Dur métier que celui de journaliste. Comment rendre compte d’un Colloque auquel on n’a pas assisté ? Comment, malgré l’affluence record, convaincre le lecteur que la visite du grand intellectuel américain à Paris est un événement sans importance ?
...L’étonnant, dans cette affaire, était d’ailleurs que le Collège ait du refuser du monde dans la mesure où aucun média n’avait annoncé la tenue de ce colloque, pas plus qu’il n’avait annoncé sa diffusion et sa traduction en direct sur le site du Collège de France. Et pourtant, le grand amphi était comble ce vendredi et les questions nourries et passionnantes. Tout comme était comble le couvent des Cordeliers, dans lequel, le lendemain matin, Chomsky donnait une conférence sur les derniers développements de ses théories linguistiques, sous l’égide du CNRS. Tout comme était comble, l’après-midi, la salle de la Mutualité spécialement réservée pour l’occasion par le Monde Diplomatique. Tout comme fût comble de nouveau, le lundi après midi, le grand amphi du Collège de France, accueillant une dernière conférence de linguistique, l’administration du Collège ayant, en raison de l’affluence, ouvert cet après-midi-là, toutes les salles disponibles pour que le public puisse assister à la conférence en vidéo....

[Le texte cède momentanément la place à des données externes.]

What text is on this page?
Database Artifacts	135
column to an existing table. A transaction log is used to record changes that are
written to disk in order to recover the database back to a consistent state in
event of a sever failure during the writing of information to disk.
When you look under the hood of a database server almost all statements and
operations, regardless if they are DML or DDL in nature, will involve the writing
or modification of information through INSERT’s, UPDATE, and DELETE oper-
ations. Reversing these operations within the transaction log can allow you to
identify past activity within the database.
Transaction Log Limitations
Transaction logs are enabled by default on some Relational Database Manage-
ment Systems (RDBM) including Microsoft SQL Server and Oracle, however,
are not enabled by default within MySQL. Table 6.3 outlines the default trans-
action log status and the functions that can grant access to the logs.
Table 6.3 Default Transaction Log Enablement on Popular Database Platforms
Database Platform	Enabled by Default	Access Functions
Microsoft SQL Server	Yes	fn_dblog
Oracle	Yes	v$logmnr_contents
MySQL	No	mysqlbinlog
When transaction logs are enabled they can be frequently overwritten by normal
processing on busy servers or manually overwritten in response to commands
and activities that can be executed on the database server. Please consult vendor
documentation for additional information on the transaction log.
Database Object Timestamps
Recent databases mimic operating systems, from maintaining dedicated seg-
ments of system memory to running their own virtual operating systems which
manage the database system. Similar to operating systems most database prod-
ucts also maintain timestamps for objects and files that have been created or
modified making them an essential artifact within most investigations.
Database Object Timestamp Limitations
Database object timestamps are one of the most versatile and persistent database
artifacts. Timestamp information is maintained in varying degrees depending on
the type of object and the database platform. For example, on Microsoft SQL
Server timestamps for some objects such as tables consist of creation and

...Pourtant, à lire le dossier très fourni que Jean Birnbaum consacre à cet événement dans le Monde des livres de cette semaine (pas moins de quatre articles, photo de Chomsky en une, plus une caricature un peu énigmatique en illustration)[4], cette visite de Chomsky à Paris aurait surtout été révélatrice du « malentendu » qui existe entre lui et la France. En France, on ne s’intéresse pas à Chomsky. Mieux : « la France résiste à Chomsky ». Ses théories linguistiques y sont « méprisées », « négligées », « n’ont aucune influence », bref on ne s’y intéresse pas et c’est même à se demander si on s’y est intéressé un jour (selon les dires de Pierre Pica, un ancien élève de Chomsky, dont on nous suggère qu’il est « proche » du grand homme)....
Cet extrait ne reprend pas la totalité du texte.